Sur son blog, il expliquait : "Il faudrait nous souvenir aussi, comme
l’a génialement formulé Heidegger (Être et Temps) que l’essence de
l’homme est dans son existence et non dans un « autre monde ». C’est ici
et maintenant que se joue notre destin jusqu’à la dernière seconde. Et
cette seconde ultime a autant d’importance que le reste d’une vie. C’est
pourquoi il faut être soi-même jusqu’au dernier instant. C’est en
décidant soi-même, en voulant vraiment son destin que l’on est vainqueur
du néant. Et il n’y a pas d’échappatoire à cette exigence puisque nous
n’avons que cette vie dans laquelle il nous appartient d’être
entièrement nous-mêmes ou de n’être rien".
"Nous n'avons que cette vie...". Cette affirmation, pour Dominique
Venner, est une donnée essentielle du problème. S'il n'y a pas d'au-delà
de la vie terrestre ; pour quelqu'un qui entend aller jusqu'au bout,
l'instant, chaque instant a un poids écrasant. Le chrétien comprend ce
sens de l'instant et ce sens de la responsabilité, mais il ne cherche
pas à aller au-delà du possible : Dieu est l'agent de nos destinée. Dieu
achève l'ébauche que nous lui tendons à la dernière seconde.Et le
sacrifice est encore une action, non une soumission. Dominique Venner
n'a pas voulu s'en remettre à Dieu de sa dernière seconde, il ne pouvait
pas faire ce sacrifice : il a souhaité la choisir. Pétri de philosophie
allemande, il a repris toute sa vie l'idée de Schelling, commenté par
Heidegger : "être c'est vouloir". Esse est velle. "L'être, c'est
le vouloir". Il faut vouloir jusqu'au bout pour être vraiment. Voilà la
formule d'un athéisme antinihiliste... Le sien.
Et pourtant...
Pourtant, Dominique Venner a choisi l'autel de Notre Dame pour cette
décision. C'est sur l'autel qu'il a posé une dernière lettre. Vraiment
je ne crois pas que, s'il a fait cela, c'est pour attirer l'attention,
pour que Manuel Gaz vienne sur les lieux. Il n'avait que faire de ce
genre de reconnaissance "médiatique". Son acte n'est pas médiatique, il
est symbolique. Quel symbole ? Celui de la Vierge Mère, celui de
l'éternel féminin, lui qui, dans son dernier blog professe "respecter
les femmes alors que l'islam ne les respecte pas". Sans doute.

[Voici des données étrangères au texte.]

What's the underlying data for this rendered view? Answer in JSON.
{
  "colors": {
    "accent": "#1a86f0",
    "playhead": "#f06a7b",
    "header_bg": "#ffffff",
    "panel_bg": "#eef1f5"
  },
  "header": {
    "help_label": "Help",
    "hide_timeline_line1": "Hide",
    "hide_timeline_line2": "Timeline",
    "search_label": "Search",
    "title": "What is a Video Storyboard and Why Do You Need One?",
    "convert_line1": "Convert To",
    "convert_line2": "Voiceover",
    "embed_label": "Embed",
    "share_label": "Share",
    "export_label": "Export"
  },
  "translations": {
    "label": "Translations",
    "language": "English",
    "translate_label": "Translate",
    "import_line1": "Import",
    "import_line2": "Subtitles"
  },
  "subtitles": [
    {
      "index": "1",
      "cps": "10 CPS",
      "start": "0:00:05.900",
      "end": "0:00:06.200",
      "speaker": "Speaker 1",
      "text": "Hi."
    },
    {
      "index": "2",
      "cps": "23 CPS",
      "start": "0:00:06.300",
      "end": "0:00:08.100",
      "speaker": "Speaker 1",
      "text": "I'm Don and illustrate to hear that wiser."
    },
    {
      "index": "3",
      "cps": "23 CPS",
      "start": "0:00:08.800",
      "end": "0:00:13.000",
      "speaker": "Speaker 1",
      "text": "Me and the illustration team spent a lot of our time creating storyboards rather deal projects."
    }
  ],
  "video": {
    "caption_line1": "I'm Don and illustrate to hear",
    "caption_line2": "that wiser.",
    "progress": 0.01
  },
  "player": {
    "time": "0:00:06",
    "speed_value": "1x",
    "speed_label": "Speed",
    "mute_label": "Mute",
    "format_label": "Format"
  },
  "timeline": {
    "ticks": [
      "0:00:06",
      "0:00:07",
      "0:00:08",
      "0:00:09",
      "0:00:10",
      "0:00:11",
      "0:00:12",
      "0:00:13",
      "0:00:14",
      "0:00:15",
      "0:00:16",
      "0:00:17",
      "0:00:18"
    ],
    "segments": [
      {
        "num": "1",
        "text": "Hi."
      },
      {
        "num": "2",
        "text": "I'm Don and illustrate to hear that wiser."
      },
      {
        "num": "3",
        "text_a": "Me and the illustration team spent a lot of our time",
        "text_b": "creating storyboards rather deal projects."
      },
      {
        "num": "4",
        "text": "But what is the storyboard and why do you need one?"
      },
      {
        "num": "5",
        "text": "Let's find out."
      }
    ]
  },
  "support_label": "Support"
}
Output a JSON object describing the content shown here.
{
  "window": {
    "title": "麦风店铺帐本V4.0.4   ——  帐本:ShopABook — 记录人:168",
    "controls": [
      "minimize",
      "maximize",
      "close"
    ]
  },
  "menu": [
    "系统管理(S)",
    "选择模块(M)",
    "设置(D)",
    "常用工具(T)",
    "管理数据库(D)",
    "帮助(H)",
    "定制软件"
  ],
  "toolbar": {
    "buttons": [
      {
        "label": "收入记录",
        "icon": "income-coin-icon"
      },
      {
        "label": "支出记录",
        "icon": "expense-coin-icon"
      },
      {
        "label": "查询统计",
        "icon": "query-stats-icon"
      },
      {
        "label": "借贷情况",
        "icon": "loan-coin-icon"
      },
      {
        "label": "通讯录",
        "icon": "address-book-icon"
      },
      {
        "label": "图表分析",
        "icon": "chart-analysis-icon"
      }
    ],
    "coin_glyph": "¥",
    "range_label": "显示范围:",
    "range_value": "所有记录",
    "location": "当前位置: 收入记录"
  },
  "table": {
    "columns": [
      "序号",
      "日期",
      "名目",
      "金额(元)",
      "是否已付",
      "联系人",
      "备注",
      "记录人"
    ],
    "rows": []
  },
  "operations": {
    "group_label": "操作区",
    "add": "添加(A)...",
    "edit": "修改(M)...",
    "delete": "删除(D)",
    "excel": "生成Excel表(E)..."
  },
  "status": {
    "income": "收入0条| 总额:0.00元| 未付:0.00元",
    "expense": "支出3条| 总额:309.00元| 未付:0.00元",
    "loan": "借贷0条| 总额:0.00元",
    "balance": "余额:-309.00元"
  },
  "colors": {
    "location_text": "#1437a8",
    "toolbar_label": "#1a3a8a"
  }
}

Mais il
ne faut pas oublier qu'outre sa culture païenne, Dominique Venner
possédait une solide culture chrétienne, avant que son entrée en
délicatesse avec une Eglise qu'il voyait comme absurdement pro-FLN ne
l'ait détourné de Dieu. Je crois que ce suicide-avertissement, que
Dominique a voulu comme une sorte d'analogie frappante avec le suicide
de notre civilisation, était aussi, pour lui, la seule manière qu'il ait
trouvé de passer par l'Eglise une dernière fois sans se renier. Une
sorte de prière sans parole, pour ce coeur inassouvi jusqu'à la dernière
seconde. Dieu ? C'était trop compliqué pour lui. Mais Marie... Une
femme, capable - Dieu le sait - d'exaucer enfin le désir de perfection
qui a été la grandeur et le drame de sa vie".